Fini le minimalisme scandinave, la tendance est désormais aux vieux meubles
Le style scandinave et épuré va-t-il disparaître? Nombreux sont en tous cas ceux qui misent sur des meubles anciens pour leur intérieur. Notamment parce que l’avenir de la planète nous incite au ré-emploi.
Ce vieux lustre doré et garni de cristaux, vous l’avez repris sans trop savoir pourquoi lorsqu’il a fallu vider la maison de votre grand-oncle. Après plusieurs discussions animées sur cet héritage familial avec votre partenaire, vous l’avez finalement accroché chez vous dans la salle à manger, faute de mieux… Et aujourd’hui, cette suspension prétendue ringarde semble avoir parfaitement trouvé sa place dans votre intérieur. Elle se marie bien avec vos meubles contemporains et apporte un supplément d’âme à votre logis.
L’histoire vous parle? A en croire Pinterest, nous allons voir à l’avenir de plus en plus de meubles anciens et nouveaux se mélanger dans nos maisons. Dans ses prévisions de tendances pour 2023, le site de partage de photos annonçait en effet l’essor de ce qu’on appelle les hipstoric homes. «Les gens vont trouver de nouvelles manières de mettre à l’honneur les vieux objets chez eux», affirmait le rapport sur la base de quelques résultats de recherches fortement à la hausse, telles que «intérieurs éclectiques vintage» (+850%), «déco maximaliste vintage» (+350%) et «antique room aesthetic» (+325%). «Nous rejetons les produits de masse et donnons une nouvelle interprétation au vintage et aux vieilles choses, résumait alors Pinterest. Le résultat? Des espaces pleins d’émotions qui associent l’expression de soi et la nostalgie historique.»
Cette tendance, l’architecte d’intérieur Gert Voorjans l’accueille à bras ouverts, lui qui n’a fait que cela durant toute sa carrière, même à une époque où les aménagements minimalistes régnaient en maître. «Ces vingt dernières années, nous avons été inondés d’intérieurs épurés. Des plates-formes comme Instagram et Pinterest font que nous sommes influencés visuellement de la même manière partout dans le monde, avec pour conséquence que nous avons des habitations presque identiques. A un moment donné, les gens en ont marre», analyse-t-il.

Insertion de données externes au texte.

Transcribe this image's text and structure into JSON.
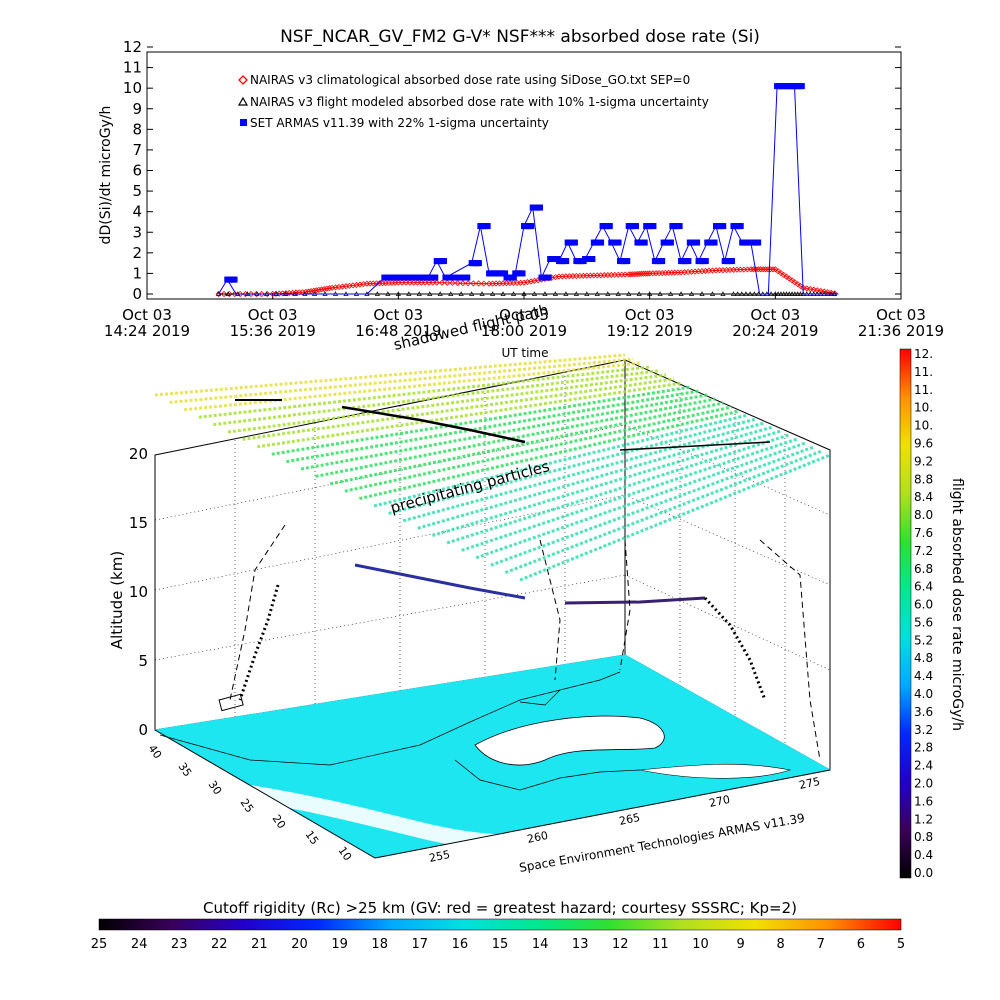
{
  "title": "NSF_NCAR_GV_FM2 G-V* NSF*** absorbed dose rate (Si)",
  "chart_data": [
    {
      "type": "line",
      "ylabel": "dD(Si)/dt microGy/h",
      "xlabel": "UT time",
      "ylim": [
        0,
        12
      ],
      "yticks": [
        "0",
        "1",
        "2",
        "3",
        "4",
        "5",
        "6",
        "7",
        "8",
        "9",
        "10",
        "11",
        "12"
      ],
      "xticks": [
        {
          "date": "Oct 03",
          "time": "14:24 2019"
        },
        {
          "date": "Oct 03",
          "time": "15:36 2019"
        },
        {
          "date": "Oct 03",
          "time": "16:48 2019"
        },
        {
          "date": "Oct 03",
          "time": "18:00 2019"
        },
        {
          "date": "Oct 03",
          "time": "19:12 2019"
        },
        {
          "date": "Oct 03",
          "time": "20:24 2019"
        },
        {
          "date": "Oct 03",
          "time": "21:36 2019"
        }
      ],
      "xlim": [
        "14:24",
        "21:36"
      ],
      "legend_position": "top-left",
      "series": [
        {
          "name": "NAIRAS v3 climatological absorbed dose rate using SiDose_GO.txt SEP=0",
          "color": "#ff0000",
          "marker": "diamond",
          "x": [
            "15:05",
            "15:36",
            "15:55",
            "16:10",
            "16:30",
            "16:48",
            "17:10",
            "17:40",
            "18:00",
            "18:20",
            "18:40",
            "19:00",
            "19:12",
            "19:30",
            "19:50",
            "20:10",
            "20:24",
            "20:40",
            "21:00"
          ],
          "values": [
            0,
            0,
            0.1,
            0.3,
            0.5,
            0.55,
            0.55,
            0.5,
            0.55,
            0.85,
            0.9,
            0.95,
            1.0,
            1.05,
            1.15,
            1.2,
            1.2,
            0.3,
            0
          ]
        },
        {
          "name": "NAIRAS v3 flight modeled absorbed dose rate with 10% 1-sigma uncertainty",
          "color": "#000000",
          "marker": "triangle",
          "x": [
            "15:05",
            "16:00",
            "17:00",
            "18:00",
            "19:00",
            "20:00",
            "20:24",
            "20:40",
            "21:00"
          ],
          "values": [
            0,
            0,
            0,
            0,
            0,
            0,
            0,
            0,
            0
          ]
        },
        {
          "name": "SET ARMAS v11.39 with 22% 1-sigma uncertainty",
          "color": "#0000ff",
          "marker": "square",
          "x": [
            "15:05",
            "15:10",
            "15:15",
            "16:30",
            "16:40",
            "16:50",
            "17:00",
            "17:05",
            "17:10",
            "17:15",
            "17:30",
            "17:35",
            "17:40",
            "17:45",
            "17:50",
            "17:55",
            "18:00",
            "18:05",
            "18:10",
            "18:15",
            "18:20",
            "18:25",
            "18:30",
            "18:35",
            "18:40",
            "18:45",
            "18:50",
            "18:55",
            "19:00",
            "19:05",
            "19:10",
            "19:15",
            "19:20",
            "19:25",
            "19:30",
            "19:35",
            "19:40",
            "19:45",
            "19:50",
            "19:55",
            "20:00",
            "20:05",
            "20:10",
            "20:15",
            "20:20",
            "20:25",
            "20:30",
            "20:35",
            "20:40",
            "21:00"
          ],
          "values": [
            0,
            0.7,
            0,
            0,
            0.8,
            0.8,
            0.8,
            0.8,
            1.6,
            0.8,
            1.5,
            3.3,
            1.0,
            1.0,
            0.8,
            1.0,
            3.3,
            4.2,
            0.8,
            1.7,
            1.6,
            2.5,
            1.6,
            1.7,
            2.5,
            3.3,
            2.5,
            1.6,
            3.3,
            2.5,
            3.3,
            1.6,
            2.5,
            3.3,
            1.6,
            2.5,
            1.6,
            2.5,
            3.3,
            1.6,
            3.3,
            2.5,
            2.5,
            0,
            0,
            10.1,
            10.1,
            10.1,
            0,
            0
          ]
        }
      ]
    },
    {
      "type": "3d-trajectory-map",
      "zlabel": "Altitude (km)",
      "zticks": [
        "0",
        "5",
        "10",
        "15",
        "20"
      ],
      "lat_ticks": [
        "40",
        "35",
        "30",
        "25",
        "20",
        "15",
        "10"
      ],
      "lon_ticks": [
        "255",
        "260",
        "265",
        "270",
        "275"
      ],
      "annotations": [
        "shadowed flight path",
        "precipitating particles",
        "UT time"
      ],
      "credit": "Space Environment Technologies ARMAS v11.39",
      "colorbar": {
        "label": "flight absorbed dose rate microGy/h",
        "ticks": [
          "0.0",
          "0.4",
          "0.8",
          "1.2",
          "1.6",
          "2.0",
          "2.4",
          "2.8",
          "3.2",
          "3.6",
          "4.0",
          "4.4",
          "4.8",
          "5.2",
          "5.6",
          "6.0",
          "6.4",
          "6.8",
          "7.2",
          "7.6",
          "8.0",
          "8.4",
          "8.8",
          "9.2",
          "9.6",
          "10.",
          "10.",
          "11.",
          "11.",
          "12."
        ]
      }
    },
    {
      "type": "colorbar",
      "title": "Cutoff rigidity (Rc) >25 km (GV: red = greatest hazard; courtesy SSSRC; Kp=2)",
      "ticks": [
        "25",
        "24",
        "23",
        "22",
        "21",
        "20",
        "19",
        "18",
        "17",
        "16",
        "15",
        "14",
        "13",
        "12",
        "11",
        "10",
        "9",
        "8",
        "7",
        "6",
        "5"
      ]
    }
  ],
  "colors": {
    "nairas_clim": "#ff0000",
    "armas": "#0000ff",
    "ground_fill": "#1ee6f0",
    "colormap": [
      "#000000",
      "#3a005a",
      "#2200cc",
      "#0028ff",
      "#00a8ff",
      "#00e0e0",
      "#00e890",
      "#30e030",
      "#b0e020",
      "#f0e000",
      "#ff9000",
      "#ff0000"
    ]
  }
}
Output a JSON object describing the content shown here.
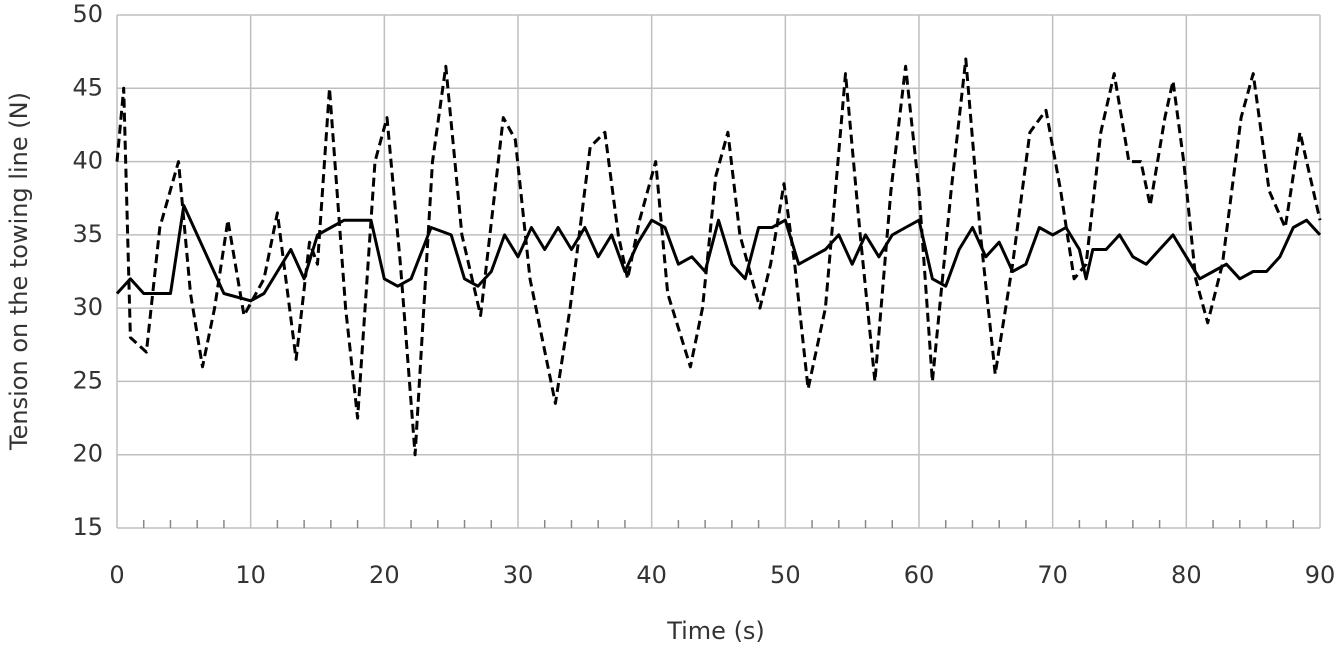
{
  "chart_data": {
    "type": "line",
    "xlabel": "Time (s)",
    "ylabel": "Tension on the towing line (N)",
    "xlim": [
      0,
      90
    ],
    "ylim": [
      15,
      50
    ],
    "xticks": [
      0,
      10,
      20,
      30,
      40,
      50,
      60,
      70,
      80,
      90
    ],
    "xminorticks": [
      2,
      4,
      6,
      8,
      12,
      14,
      16,
      18,
      22,
      24,
      26,
      28,
      32,
      34,
      36,
      38,
      42,
      44,
      46,
      48,
      52,
      54,
      56,
      58,
      62,
      64,
      66,
      68,
      72,
      74,
      76,
      78,
      82,
      84,
      86,
      88
    ],
    "yticks": [
      15,
      20,
      25,
      30,
      35,
      40,
      45,
      50
    ],
    "grid": true,
    "series": [
      {
        "color": "#000000",
        "line_style": "dashed",
        "x": [
          0,
          0.5,
          1,
          2.2,
          3.2,
          4.6,
          5.5,
          6.4,
          7.3,
          8.3,
          9.5,
          11,
          12,
          13.4,
          14.4,
          15,
          15.9,
          17.1,
          18,
          19.3,
          20.2,
          21.2,
          22.3,
          23.6,
          24.6,
          25.8,
          27.2,
          27.9,
          28.9,
          29.8,
          30.9,
          32.8,
          33.9,
          35.4,
          36.5,
          37.5,
          38.2,
          39.1,
          40.3,
          41.2,
          42.9,
          43.8,
          44.8,
          45.7,
          46.6,
          48.1,
          48.9,
          49.9,
          50.7,
          51.7,
          53,
          54.5,
          55.6,
          56.7,
          57.9,
          59,
          60,
          61,
          62.4,
          63.5,
          64.6,
          65.7,
          67,
          68.3,
          69.5,
          70.6,
          71.6,
          72.5,
          73.6,
          74.6,
          75.7,
          76.6,
          77.3,
          78.4,
          79,
          79.8,
          80.7,
          81.6,
          82.7,
          84.1,
          85,
          86.2,
          87.4,
          88.5,
          90
        ],
        "values": [
          40,
          45,
          28,
          27,
          35.5,
          40,
          31,
          26,
          30,
          36,
          29.5,
          32,
          36.5,
          26.5,
          34.5,
          33,
          45,
          30,
          22.5,
          40,
          43,
          33,
          20,
          40,
          46.5,
          35,
          29.5,
          35,
          43,
          41.5,
          32,
          23.5,
          30,
          41,
          42,
          35,
          32,
          36,
          40,
          31,
          26,
          30,
          39,
          42,
          35,
          30,
          33,
          38.5,
          33,
          24.5,
          30,
          46,
          35,
          25,
          38,
          46.5,
          38,
          25,
          38,
          47,
          35,
          25.5,
          33,
          42,
          43.5,
          38,
          32,
          33,
          42,
          46,
          40,
          40,
          37,
          43,
          45.5,
          40,
          32,
          29,
          33,
          43,
          46,
          38,
          35.5,
          42,
          36
        ]
      },
      {
        "color": "#000000",
        "line_style": "solid",
        "x": [
          0,
          1,
          2,
          4,
          5,
          7,
          8,
          10,
          11,
          13,
          14,
          15,
          16,
          17,
          19,
          20,
          21,
          22,
          23.5,
          25,
          26,
          27,
          28,
          29,
          30,
          31,
          32,
          33,
          34,
          35,
          36,
          37,
          38,
          39,
          40,
          41,
          42,
          43,
          44,
          45,
          46,
          47,
          48,
          49,
          50,
          51,
          53,
          54,
          55,
          56,
          57,
          58,
          59,
          60,
          61,
          62,
          63,
          64,
          65,
          66,
          67,
          68,
          69,
          70,
          71,
          72,
          72.5,
          73,
          74,
          75,
          76,
          77,
          78,
          79,
          80,
          81,
          82,
          83,
          84,
          85,
          86,
          87,
          88,
          89,
          90
        ],
        "values": [
          31,
          32,
          31,
          31,
          37,
          33,
          31,
          30.5,
          31,
          34,
          32,
          35,
          35.5,
          36,
          36,
          32,
          31.5,
          32,
          35.5,
          35,
          32,
          31.5,
          32.5,
          35,
          33.5,
          35.5,
          34,
          35.5,
          34,
          35.5,
          33.5,
          35,
          32.5,
          34.5,
          36,
          35.5,
          33,
          33.5,
          32.5,
          36,
          33,
          32,
          35.5,
          35.5,
          36,
          33,
          34,
          35,
          33,
          35,
          33.5,
          35,
          35.5,
          36,
          32,
          31.5,
          34,
          35.5,
          33.5,
          34.5,
          32.5,
          33,
          35.5,
          35,
          35.5,
          34,
          32,
          34,
          34,
          35,
          33.5,
          33,
          34,
          35,
          33.5,
          32,
          32.5,
          33,
          32,
          32.5,
          32.5,
          33.5,
          35.5,
          36,
          35
        ]
      }
    ]
  }
}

Dès lors, alors que les générations précédentes décidaient de se débarrasser de toutes leurs vieilles affaires, on voit arriver aujourd’hui une nouvelle génération qui commence à les apprécier. «Je n’aime pas le mot nostalgie, mais cela part d’une sorte d’aspiration pour ce sentiment chaleureux qui va de pair avec les meubles antiques, poursuit notre compatriote. Nous vivons dans un monde très rapide, où de tels objets du passé nous ramènent dans un certain sens à la tranquillité et au rythme d’autrefois.»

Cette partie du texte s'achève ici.